In Rubular, I have created a regular expression:

(Prerequisite|Recommended): (\w|-| )*

It matches the bolded:

Recommended: good comfort level with computers and some of the arts.

Summer. 2 credits. Prerequisite: pre-freshman standing or permission of instructor. Credit may not be applied toward engineering degree. S-U grades only.

Here is a use of the regex in Python:

note_re = re.compile(r'(Prerequisite|Recommended): (\w|-| )*', re.IGNORECASE)

def prereqs_of_note(note):
    match = note_re.match(note)
    if not match:
        return None
    return match.group(0)

Unfortunately, the code returns None instead of a match:

>>> import prereqs

>>> result  = prereqs.prereqs_of_note("Summer. 2 credits. Prerequisite: pre-fres
hman standing or permission of instructor. Credit may not be applied toward engi
neering degree. S-U grades only.")

>>> print result
None

What am I doing wrong here?

UPDATE: Do I need re.search() instead of re.match()?

Solution

You want to use re.search() because it scans the string.
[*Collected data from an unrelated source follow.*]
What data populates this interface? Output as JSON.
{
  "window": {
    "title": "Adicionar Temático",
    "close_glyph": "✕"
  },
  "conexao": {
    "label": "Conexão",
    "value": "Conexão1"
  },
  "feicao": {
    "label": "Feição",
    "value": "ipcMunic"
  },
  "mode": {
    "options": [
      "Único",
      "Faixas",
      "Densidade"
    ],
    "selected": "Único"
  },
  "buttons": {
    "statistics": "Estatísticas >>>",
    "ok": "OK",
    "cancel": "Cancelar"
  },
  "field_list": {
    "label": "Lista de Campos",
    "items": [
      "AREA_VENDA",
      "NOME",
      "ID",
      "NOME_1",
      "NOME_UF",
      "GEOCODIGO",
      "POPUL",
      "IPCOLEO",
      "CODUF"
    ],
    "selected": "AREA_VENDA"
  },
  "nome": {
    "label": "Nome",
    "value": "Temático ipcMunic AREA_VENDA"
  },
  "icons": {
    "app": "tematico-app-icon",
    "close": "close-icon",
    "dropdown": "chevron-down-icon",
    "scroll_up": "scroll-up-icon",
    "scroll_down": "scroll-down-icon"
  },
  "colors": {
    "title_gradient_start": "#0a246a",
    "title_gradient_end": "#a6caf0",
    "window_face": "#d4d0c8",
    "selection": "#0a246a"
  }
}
You don't want re.match() because it tries to apply the pattern at the start of the string.

>>> import re
>>> s = """Summer. 2 credits. Prerequisite: pre-freshman standing or permission of instructor. Credit may not be applied toward engineering degree. S-U grades only."""
>>> note_re = re.compile(r'(Prerequisite|Recommended): ([\w -]*)', re.IGNORECASE)
>>> note_re.search(s).groups()
('Prerequisite', 'pre-freshman standing or permission of instructor')

Also, if you want to match past the first period following the word "instructor" you're going to have to add a literal '.' into your pattern:

>>> re.search(r'(Prerequisite|Recommended): ([\w -\.]*)', s, re.IGNORECASE).groups()
('Prerequisite', 'pre-freshman standing or permission of instructor. Credit may not be applied toward engineering degree. S-U grades only.')

I would suggest you make your pattern greedier and match on the rest of the line, unless that's not really what you want, although it seems like you do.

>>> re.search(r'(Prerequisite|Recommended): (.*)', s, re.IGNORECASE).groups()
('Prerequisite', 'pre-freshman standing or permission of instructor. Credit may not be applied toward engineering degree. S-U grades only.')

The previous pattern with the addition of literal '.', returns the same as .* for this example.